Global Deal Making Falls to Slowest Pace in 20 Years

Corporate deal making has hit a dry spell, despite robust stock and bond markets that should call for a deluge. Mergers and acquisitions this year have plunged to their lowest level globally in nearly 20 years, because prices are too high and political and economic uncertainty is making potential buyers wary.

The number of deals world-wide involving publicly traded targets this year fell to 793 as of April 28, according to Dealogic, down 20% from 991 in the comparable period last year and the lowest number since 1998.

Meanwhile, companies are paying higher multiples for acquisitions and investments. Buyers paid an average of 12.8 times the target's earnings before interest, taxes, depreciation and amortization so far this year, up from 12.1 for the comparable period in 2016 and the highest year-to-date multiple since 1997. The value of deals globally, however, is up 13.9% year to date at $479.8 billion. Dealogic figures exclude spinoffs, and include minority investments.

Prospects for overhauls of U.S. corporate tax and trade policy along with concerns about Britian's plan to leave the European Union are prompting management to hit the pause button on deal activity. Rising stock prices and deal valuations are adding to their hesitation.

Executives today want more clarity on issues such as tax reform and trade policy, said Robert Profusek, global head of mergers and acquisitions at law firm Jones Day. They are taking the attitude of "don't shoot until you have to," he said.

Ongoing debates about tax reform, trade policy and corporate regulation have left companies unsure about business prospects, either their own or that of potential targets. The uncertainty encourages companies to focus only on high-priority deals, for which they are willing to pay top dollar. "This could kill or delay the marginal deals," said Brian Langenberg, principal at research firm Langenberg & Co.

Last month, medical supply maker Becton, Dickinson & Co. said it would buy C.R. Bard Inc. for $24 billion, or more than 20 times the 2016 Ebitda and 6.4 times sales, according to Dealogic.

Research firm Morningstar Inc, in an analyst note, said the price represented a 60% premium to its stand-alone valuation of C.R. Bard. Acquirers typically have paid between 4 to 4.5 times sales for medical products companies, according to Morningstar.

"We are confident that the Bard acquisition represents full and fair value for Bard's high-quality, high-growth prospects and rich margin profile," Becton Dickinson said. C.R. Bard didn't return a phone call and email seeking comment.

In the past, high stock-market levels have often coincided with robust deal activity, as they did in 1999 and 2007. But the current slowdown in deal activity comes as the S&P 500 has surged. The index is up 6.5% so far this year, according to FactSet.

Pricey markets can also make it difficult for executives to persuade their boards to approve an acquisition. "When you try to transact at high valuations it's tough," said Daniel Wolf, an M&A partner at law firm Kirkland & Ellis LLP in New York. "It's not an opportune time for a CEO to go to the board and say, 'let's do this deal.'"

The rising deal prices make executives gun-shy too. "Things are a little bit expensive out there, so we're being cautious," said Honeywell International Inc. Chief Executive Darius Adamczyk on the company's first-quarter earnings call on April 21. "That's frankly why maybe we haven't announced...any deals this year."
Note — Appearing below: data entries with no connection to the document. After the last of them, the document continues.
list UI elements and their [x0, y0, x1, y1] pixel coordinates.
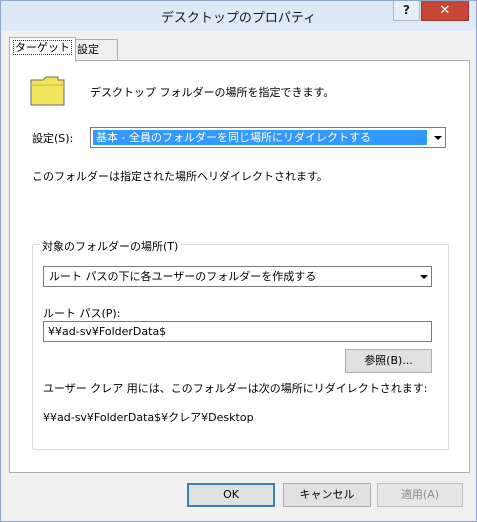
- redirect-note: このフォルダーは指定された場所へリダイレクトされます。: [32, 170, 328, 183]
- location-dropdown[interactable]: ルート パスの下に各ユーザーのフォルダーを作成する: [43, 266, 432, 287]
- setting-dropdown[interactable]: 基本 - 全員のフォルダーを同じ場所にリダイレクトする: [90, 127, 446, 148]
- chevron-down-icon[interactable]: [429, 129, 444, 146]
- root-path-label: ルート パス(P):: [43, 307, 121, 320]
- ok-button[interactable]: OK: [187, 483, 275, 507]
- target-location-group-title: 対象のフォルダーの場所(T): [40, 238, 181, 254]
- tab-target[interactable]: ターゲット: [9, 37, 76, 62]
- location-dropdown-value: ルート パスの下に各ユーザーのフォルダーを作成する: [49, 270, 317, 283]
- example-label: ユーザー クレア 用には、このフォルダーは次の場所にリダイレクトされます:: [43, 382, 428, 395]
- folder-icon: [30, 76, 65, 106]
- apply-button[interactable]: 適用(A): [377, 483, 463, 507]
- example-path: ¥¥ad-sv¥FolderData$¥クレア¥Desktop: [43, 411, 254, 424]
- tab-settings-label: 設定: [77, 43, 99, 56]
- tab-settings[interactable]: 設定: [72, 39, 118, 61]
- close-button[interactable]: ✕: [421, 1, 469, 21]
- chevron-down-icon[interactable]: [415, 268, 430, 285]
- tab-strip: ターゲット 設定: [9, 37, 469, 62]
- setting-label: 設定(S):: [32, 132, 74, 145]
- folder-description: デスクトップ フォルダーの場所を指定できます。: [90, 86, 335, 99]
- title-bar[interactable]: デスクトップのプロパティ ? ✕: [1, 1, 476, 31]
- setting-dropdown-value: 基本 - 全員のフォルダーを同じ場所にリダイレクトする: [93, 130, 427, 145]
- target-tab-panel: デスクトップ フォルダーの場所を指定できます。 設定(S): 基本 - 全員のフ…: [9, 60, 470, 473]
- cancel-button[interactable]: キャンセル: [283, 483, 371, 507]
- properties-dialog: デスクトップのプロパティ ? ✕ ターゲット 設定 デスクトップ フォルダーの場…: [0, 0, 477, 522]
- browse-button[interactable]: 参照(B)...: [345, 349, 432, 373]
- help-button[interactable]: ?: [393, 1, 420, 21]
- root-path-input[interactable]: ¥¥ad-sv¥FolderData$: [43, 321, 432, 342]
- tab-target-label: ターゲット: [13, 40, 72, 55]
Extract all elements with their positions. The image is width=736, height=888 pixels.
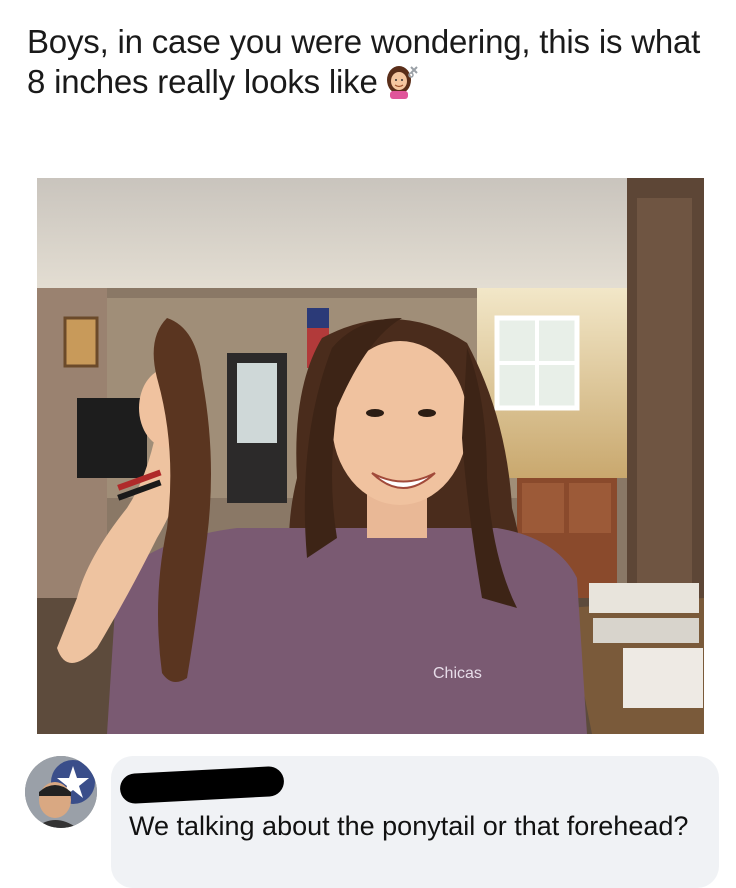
comment-section: We talking about the ponytail or that fo… (0, 748, 736, 888)
avatar[interactable] (25, 756, 97, 828)
photo-scene: Chicas (37, 178, 704, 734)
post-photo: Chicas (37, 178, 704, 734)
shirt-text: Chicas (433, 665, 482, 682)
post-caption-text: Boys, in case you were wondering, this i… (27, 23, 701, 100)
post-caption: Boys, in case you were wondering, this i… (27, 22, 717, 102)
comment-text: We talking about the ponytail or that fo… (129, 811, 689, 841)
woman-getting-haircut-icon (384, 63, 420, 99)
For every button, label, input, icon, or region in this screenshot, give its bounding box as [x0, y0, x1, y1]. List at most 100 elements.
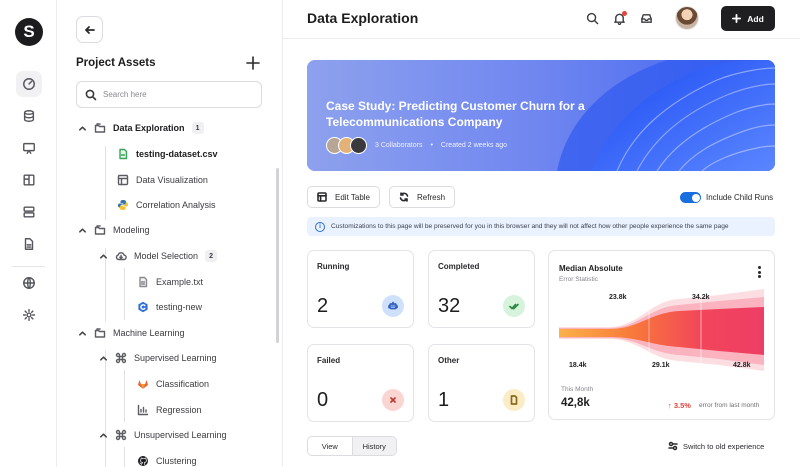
layout-nav[interactable]	[16, 167, 42, 193]
metric-delta-note: error from last month	[699, 402, 760, 409]
stat-card-failed[interactable]: Failed 0	[307, 344, 414, 422]
collaborator-avatar[interactable]	[350, 137, 367, 154]
gauge-icon	[23, 78, 35, 90]
folder-icon	[93, 326, 107, 340]
panel-title: Project Assets	[76, 57, 156, 69]
tree-label: Modeling	[113, 225, 150, 235]
refresh-label: Refresh	[417, 192, 446, 202]
tree-item-example-txt[interactable]: Example.txt	[136, 272, 203, 292]
tree-folder-machine-learning[interactable]: Machine Learning	[76, 323, 185, 343]
app-icon	[136, 300, 150, 314]
stat-card-other[interactable]: Other 1	[428, 344, 535, 422]
document-icon	[24, 238, 34, 250]
tree-item-regression[interactable]: Regression	[136, 400, 202, 420]
tree-item-data-visualization[interactable]: Data Visualization	[116, 170, 208, 190]
tab-history[interactable]: History	[351, 437, 396, 455]
page-title: Data Exploration	[307, 10, 419, 26]
search-box[interactable]	[76, 81, 262, 108]
server-nav[interactable]	[16, 199, 42, 225]
file-icon	[503, 389, 525, 411]
metric-delta: ↑ 3.5%	[668, 401, 691, 410]
include-child-runs-toggle[interactable]	[680, 192, 701, 203]
table-icon	[317, 192, 327, 202]
cloud-icon	[114, 249, 128, 263]
back-button[interactable]	[76, 16, 103, 43]
avatar[interactable]	[675, 6, 699, 30]
metric-value: 42,8k	[561, 397, 590, 409]
tree-item-testing-new[interactable]: testing-new	[136, 297, 202, 317]
arrow-left-icon	[84, 25, 95, 34]
rail-divider	[12, 266, 45, 267]
more-options-button[interactable]	[758, 266, 762, 278]
created-time: Created 2 weeks ago	[440, 142, 508, 149]
info-banner: i Customizations to this page will be pr…	[307, 217, 775, 236]
chevron-up-icon	[76, 224, 88, 236]
banner-title: Case Study: Predicting Customer Churn fo…	[326, 99, 585, 129]
tree-item-correlation-analysis[interactable]: Correlation Analysis	[116, 195, 216, 215]
header-search-button[interactable]	[584, 10, 600, 26]
stat-value: 2	[317, 295, 329, 317]
chart-label: 18.4k	[569, 362, 587, 369]
tree-label: Regression	[156, 405, 202, 415]
app-logo[interactable]: S	[15, 18, 43, 46]
stat-card-running[interactable]: Running 2	[307, 250, 414, 328]
chevron-up-icon	[97, 250, 109, 262]
plus-icon	[246, 56, 260, 70]
tree-item-testing-dataset[interactable]: testing-dataset.csv	[116, 144, 218, 164]
refresh-button[interactable]: Refresh	[389, 186, 456, 208]
include-child-runs-label: Include Child Runs	[706, 193, 774, 202]
tree-label: Supervised Learning	[134, 353, 217, 363]
item-count-badge: 1	[191, 122, 204, 134]
server-icon	[23, 206, 35, 218]
project-assets-panel: Project Assets Data Exploration 1 testin…	[57, 0, 283, 467]
add-button[interactable]: Add	[721, 6, 775, 31]
tree-folder-model-selection[interactable]: Model Selection 2	[97, 246, 218, 266]
tree-guide	[105, 146, 106, 220]
database-nav[interactable]	[16, 103, 42, 129]
search-icon	[586, 12, 598, 24]
tree-item-classification[interactable]: Classification	[136, 374, 209, 394]
tree-folder-supervised-learning[interactable]: Supervised Learning	[97, 348, 217, 368]
tree-folder-data-exploration[interactable]: Data Exploration 1	[76, 118, 204, 138]
tree-label: Data Visualization	[136, 175, 208, 185]
tree-label: Clustering	[156, 456, 197, 466]
chart-label: 42.8k	[733, 362, 751, 369]
stat-title: Completed	[438, 262, 480, 271]
bar-chart-icon	[136, 403, 150, 417]
documents-nav[interactable]	[16, 231, 42, 257]
tree-scrollbar[interactable]	[276, 168, 279, 343]
view-history-toggle: View History	[307, 436, 397, 456]
inbox-button[interactable]	[638, 10, 654, 26]
edit-table-button[interactable]: Edit Table	[307, 186, 380, 208]
tab-view[interactable]: View	[308, 437, 352, 455]
case-study-banner: Case Study: Predicting Customer Churn fo…	[307, 60, 775, 171]
presentation-nav[interactable]	[16, 135, 42, 161]
collaborators-row: 3 Collaborators • Created 2 weeks ago	[326, 137, 507, 154]
chevron-up-icon	[76, 327, 88, 339]
switch-label: Switch to old experience	[683, 441, 765, 451]
tree-guide	[124, 447, 125, 467]
settings-nav[interactable]	[16, 302, 42, 328]
presentation-icon	[23, 142, 35, 154]
chart-label: 34.2k	[692, 294, 710, 301]
tree-label: testing-dataset.csv	[136, 149, 218, 159]
globe-nav[interactable]	[16, 270, 42, 296]
tree-folder-modeling[interactable]: Modeling	[76, 220, 150, 240]
tree-label: Example.txt	[156, 277, 204, 287]
tree-label: Correlation Analysis	[136, 200, 216, 210]
switch-to-old-experience-link[interactable]: Switch to old experience	[668, 441, 764, 451]
chevron-up-icon	[76, 122, 88, 134]
stat-card-completed[interactable]: Completed 32	[428, 250, 535, 328]
tree-label: Unsupervised Learning	[134, 430, 227, 440]
search-input[interactable]	[103, 90, 253, 99]
command-icon	[114, 428, 128, 442]
metric-title: Median Absolute	[559, 264, 623, 273]
database-icon	[23, 110, 35, 122]
stat-title: Other	[438, 356, 460, 365]
notifications-button[interactable]	[611, 10, 627, 26]
arrow-up-icon: ↑	[668, 401, 672, 410]
dashboard-nav[interactable]	[16, 71, 42, 97]
add-asset-button[interactable]	[245, 55, 261, 71]
tree-folder-unsupervised-learning[interactable]: Unsupervised Learning	[97, 425, 227, 445]
tree-item-clustering[interactable]: Clustering	[136, 451, 197, 467]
Mr. Adamczyk made the comments before it was reported that Third Point LLC held a stake in Honeywell and called for the conglomerate to spinoff of its aerospace business.

Industrial gas maker Praxair Inc. has also pulled back. "You saw this quarter we really didn't do any acquisitions," said finance chief Matthew White on the company's first quarter earnings call last week. "Things are getting expensive."

Last year Praxair spent $363 million on acquisitions, including five industrial gas businesses with combined 2015 sales of more than $40 million. In December, the company and rival Linde AG announced a merger of equals with a combined market value of $66.6 billion at the time.

Still, companies seem willing to fight aggressively for scarce assets.

In April, Verizon Communications Inc. topped AT&T Inc.'s $1.6 billion bid for Straight Path Communications Inc. with a $1.8 billion offer. Straight Path owns a swath of wireless spectrum thought to be at the forefront of next generation networks. The company lost money in its fiscal second quarter when it had revenues of $200,000.

Straight Path didn't return a phone call. Verizon and AT&T declined to comment.

Some big serial acquirers may feel less pressure to buy because they have been doing well even without acquisitions. "Organic growth is coming in stronger than expected," said Morningstar equity analyst Barbara Noverini, citing the examples of Honeywell, General Electric Co. and 3M Co.

Honeywell reported first quarter organic sales growth of 2%. GE and 3M reported organic sales growth of 7% and 4.6% respectively, and their earnings beat Wall Street expectations

Deal making could soon rebound depending on the fate of some of the new administration's initiatives, said Mr. Profusek of Jones Day. "If we did get a tax bill by the end of the year...there will be an avalanche of activity," he said.